Airway & Respiratory, Cardiac & Resuscitation, Columns, Patient Care

How to Prepare for the Big One

JEMS.com Editor’s Note: This is the second article of a two-part series on studying to become an EMS provider. For more general study tips, read the first article entitled: “How to Study for Success in EMS.”

For most EMS students, the exam with the highest stakes is the final registration examination — and for most EMS students in the U.S. that means the National Registry of EMTs (NREMT) computer adaptive test.

For this exam — as for any test — the key to success is to know and to understand the material. Period. But you can take certain steps to prepare for this “mother” of all exams.

Review the materials provided on the NREMT Web site. This will give you specific information related to the test.

Practice taking tests in a similar format. Instructors can deliver tests that will only allow you to see one question at a time. These tests often also have a running timer clock on the screen. Adapting to these seemingly small things can help to diminish unnecessary anxiety the day of the test. Tests available for a fee can help to predict your success on the registry examination and help you target weak areas so you can focus your study time.

The NREMT exams cover airway, medical, trauma, OB/pediatrics, cardiovascular and operations. Prepare for all sections of the test. Failing to study for the operations section so you can spend extra time studying cardiovascular could be a critical error.

Make your first attempt your best. Taking the test “just so you can see how you do” is never a sound strategy. The test will be different each time, and the personal cost in terms of time, money and anxiety will be greater with each subsequent attempt.

Keep your eye on the prize: Remind yourself why this is important to you. Your motivation will be critical to ensure adequate preparation.

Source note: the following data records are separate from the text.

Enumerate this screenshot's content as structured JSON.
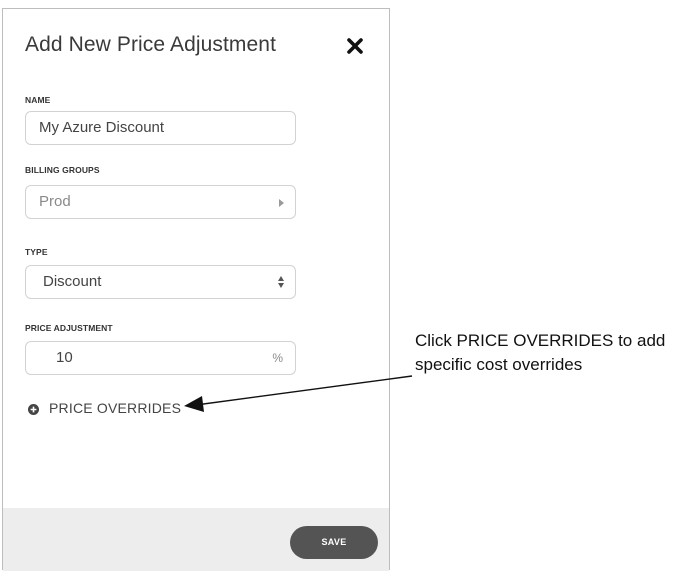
{
  "dialog": {
    "title": "Add New Price Adjustment",
    "close_icon": "close-icon"
  },
  "fields": {
    "name": {
      "label": "NAME",
      "value": "My Azure Discount"
    },
    "billing_groups": {
      "label": "BILLING GROUPS",
      "placeholder": "Prod"
    },
    "type": {
      "label": "TYPE",
      "value": "Discount"
    },
    "price_adjustment": {
      "label": "PRICE ADJUSTMENT",
      "value": "10",
      "unit": "%"
    }
  },
  "price_overrides": {
    "label": "PRICE OVERRIDES",
    "icon": "plus-circle-icon"
  },
  "footer": {
    "save_label": "SAVE"
  },
  "annotation": {
    "text": "Click PRICE OVERRIDES to add specific cost overrides"
  },
  "colors": {
    "save_button": "#545454",
    "footer_bg": "#ededed",
    "field_border": "#d2d2d2"
  }
}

Develop a study plan: A schedule allows you to devote sufficient time to prepare. Cramming is NOT effective. Divide your time into manageable blocks so you can study properly. Set goals and include “rewards,” such as exercise, if you meet your goal.

Identify effective study strategies: These will vary depending on whether the material requires memorization, application or problem solving. Study skills will vary by student. See part I of this article to review more specific general study strategies.

Focus on understanding: The licensure exam has many questions that require you to apply your knowledge or to solve problems. You must understand what you’re doing, why you’re doing it, when to do it and how. In addition, you must understand the pathophysiology behind each sign, symptom and intervention.

Monitor your study effectiveness: At the end of each section ask yourself, “Did I really get it?” If the answer is no, you may be in the wrong place to study or you might be using the wrong strategy. Just because you’ve spent time studying doesn’t mean you know the material. Don’t waste your time; study effectively!

Control the environment: Get enough sleep the night before the exam. Take the test at the time of day when you know you’ll be at your best. Take care of your physical needs before the exam. Eat a small meal and go to the restroom before testing. You don’t want to be distracted by little things.

During the test: Treat each question as if it’s the last. Don’t rush. Read each word in the stem (introduction) of the question carefully. Professionally written examinations avoid using unnecessary words. If the word is in the question, it’s there for a reason. For example, the patient’s age is often an important clue. Difficulty breathing in a 6-month-old patient has very different causes than in a 72-year-old patient. Pay careful attention to words that can modify the meaning or priority of the answers. Words such as “best”, “first” or “most important” can help you distinguish between two or three choices (distractors) that look correct but aren’t so you can pick the “best” answer.

Try to read the question (stem) first to see if you can think of the answer before you read the distractors. If none of the answer choices presented in the question match the one that you thought of, or if you have no idea what the answer is, go back and reread the question. Break the problem (stem) into small pieces and be sure you understand what the question’s asking. For example, when you carefully reread, you may notice that you missed the fact that your patient’s heart rate was very slow. That could be the clue you need to solve this problem! If you carefully reread the question and still can’t pick out the right answer, try to rule out answers that you know for sure are wrong. That may at least increase your odds of getting the question right.

Don’t forget the priorities of care when you choose an answer. If two answers one that involves treating airway and the other breathing — are attractive, the former may be correct if the question asks you to choose the intervention that you should perform first. That said, don’t just blindly choose answers that include airway. Answer the specific question being asked.

For many EMTs, AEMTs and paramedics, the registry examination is the final stop on the journey to a new career. Current research shows factors related to your EMS program, your instructors, and your field and clinical experience play critical roles in your success on the final exam. However, you play the final — and most important — role in preparing for this test. Give it the attention it deserves. Your future depends on it.